Japan Marks Crested Ibis Hatching
SADO ISLAND, Japan (AP) _ The nation awaited the birth with rapt attention. Leaders predicted a new era of good will. TV stations beamed progress reports by the hour.
Then came the big moment: an exhausted Japanese crested ibis finally pecked its way out of a speckled shell and stumbled into the toasty air of an incubator.
The hatching last month of the nearly extinct ibis boosted Japanese efforts to grapple with decades of environmental devastation _ and provided living proof that reversing the damage won’t be easy.

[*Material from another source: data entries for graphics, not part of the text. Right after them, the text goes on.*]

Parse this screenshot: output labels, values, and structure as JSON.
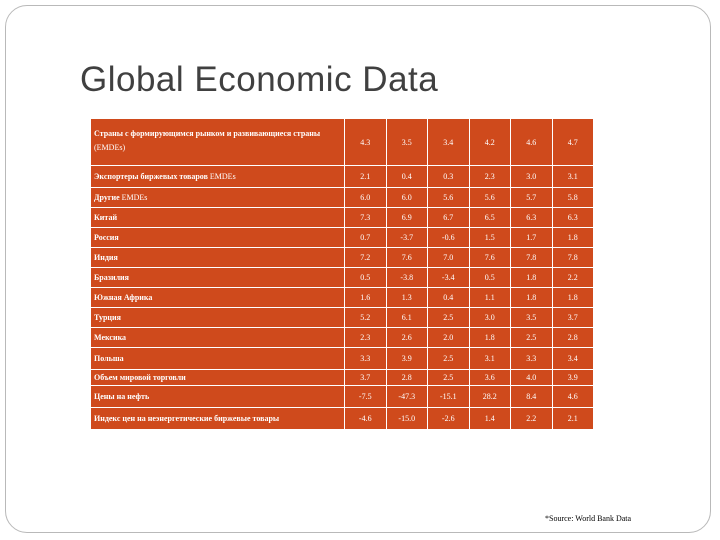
{
  "title": "Global Economic Data",
  "table": {
    "header": {
      "label_line1": "Страны с формирующимся рынком и   развивающиеся страны",
      "label_line2": "(EMDEs)",
      "values": [
        "4.3",
        "3.5",
        "3.4",
        "4.2",
        "4.6",
        "4.7"
      ]
    },
    "rows": [
      {
        "label": "Экспортеры биржевых товаров",
        "sub": "EMDEs",
        "values": [
          "2.1",
          "0.4",
          "0.3",
          "2.3",
          "3.0",
          "3.1"
        ]
      },
      {
        "label": "Другие",
        "sub": "EMDEs",
        "values": [
          "6.0",
          "6.0",
          "5.6",
          "5.6",
          "5.7",
          "5.8"
        ]
      },
      {
        "label": "Китай",
        "values": [
          "7.3",
          "6.9",
          "6.7",
          "6.5",
          "6.3",
          "6.3"
        ]
      },
      {
        "label": "Россия",
        "values": [
          "0.7",
          "-3.7",
          "-0.6",
          "1.5",
          "1.7",
          "1.8"
        ]
      },
      {
        "label": "Индия",
        "values": [
          "7.2",
          "7.6",
          "7.0",
          "7.6",
          "7.8",
          "7.8"
        ]
      },
      {
        "label": "Бразилия",
        "values": [
          "0.5",
          "-3.8",
          "-3.4",
          "0.5",
          "1.8",
          "2.2"
        ]
      },
      {
        "label": "Южная Африка",
        "values": [
          "1.6",
          "1.3",
          "0.4",
          "1.1",
          "1.8",
          "1.8"
        ]
      },
      {
        "label": "Турция",
        "values": [
          "5.2",
          "6.1",
          "2.5",
          "3.0",
          "3.5",
          "3.7"
        ]
      },
      {
        "label": "Мексика",
        "values": [
          "2.3",
          "2.6",
          "2.0",
          "1.8",
          "2.5",
          "2.8"
        ]
      },
      {
        "label": "Польша",
        "values": [
          "3.3",
          "3.9",
          "2.5",
          "3.1",
          "3.3",
          "3.4"
        ]
      },
      {
        "label": "Объем мировой торговли",
        "values": [
          "3.7",
          "2.8",
          "2.5",
          "3.6",
          "4.0",
          "3.9"
        ]
      },
      {
        "label": "Цены на нефть",
        "values": [
          "-7.5",
          "-47.3",
          "-15.1",
          "28.2",
          "8.4",
          "4.6"
        ]
      },
      {
        "label": "Индекс цен на неэнергетические биржевые товары",
        "values": [
          "-4.6",
          "-15.0",
          "-2.6",
          "1.4",
          "2.2",
          "2.1"
        ]
      }
    ]
  },
  "source": "*Source: World Bank Data"
}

``The little ibis crawled out of the shell, and without thinking, we all grabbed each others’ hands in joy,″ gushed Hiroki Chikatsuji of the Sado Crested Ibis Preservation Center, where the chick was bred.
Few species could have inspired as much media hype in Japan as the crested ibis.
The graceful bird _ with a red face and legs, pinkish-white body and sloping black beak _ once crowded rice fields all over the country and was a favorite of scroll artists. Its scientific name _ nipponia nippon _ left its Japanese pedigree unquestioned.
Then development, rice paddy pesticides and deforestation destroyed the ibis’s food supply. A generation of Japanese knows the bird only as an endangered species.
``The ibis was a living thing that we took for granted,″ said Tomoki Ono of the Nature Conservancy Society of Japan. ``But then it disappeared, and it’s become very precious.″
Researchers had been trying without success since the 1980s to produce more ibis in Japan. Though there are 140 of the birds on a preserve in China, until the new chick was hatched there was only one Japanese-born ibis left, a 32-year-old female too elderly to breed.
The breakthrough came in January with the arrival of Yo-Yo and Yang-Yang _ a crested ibis couple _ as a present from Chinese President Jiang Zemin to Emperor Akihito.
The experiment triggered a media frenzy. Each step of the operation _ the mating, the laying of the egg and the egg’s development _ was covered in detail. During the final countdown, TV stations kept hour-by-hour updates on the chick’s progress as it pecked through the shell.
The breeding also had a diplomatic dimension. A spokesman for China’s Foreign Ministry called the effort a symbol of blossoming relations between Tokyo and Beijing. After the May 21 hatching, Japanese Prime Minister Keizo Obuchi thanked China for the gift.
``We would like to carefully raise the bird as a symbol of the Japan-China friendship,″ Obuchi wrote in a letter to Jiang.
If the hatching offered some hope of more ibis to come in Japan, it was also a strong reminder of just how devastated the country’s environment has become.
The crested ibis is one of 90 endangered species of birds in Japan and among a total of 370 endangered species of animals in the country, according to the Environmental Protection Agency.
After decades of full-throttle industrial development, litigants are winning more lawsuits against polluters and activists are having some success in blocking development plans that threaten wetlands and other habitats in Japan.
The treatment afforded the ibis chick _ still unnamed _ is a measure of just how fragile its comeback is.
The ibis center on craggy Sado Island in the Sea of Japan, 190 miles northwest of Tokyo, keeps visitors away from the birds. Caretakers doting on the bird release updates on the chick’s growth every couple of days.
Visitors to the center can catch a live glimpse of the adult birds on a remote video monitor. The chick _ scientists don’t know its sex yet _ can be seen only in video clips, which show researchers feeding the bird with a glass tube and gently swabbing its beak.
Of the four eggs laid by Yang-Yang between April 22 and May 5, only one resulted in a chick. The center, however, says the adult birds are still mating and more eggs could come.
All the focus on the ibis has irked some environmentalists who say more attention should be paid to the hundreds of other endangered species.
Yuko Fuji, a recent visitor to the ibis center, said the hoopla over the bird has overshadowed the fact that if it were released into the wild now, it would die from lack of a habitat.
``It seems to me that the environment has been ruined,″ she said.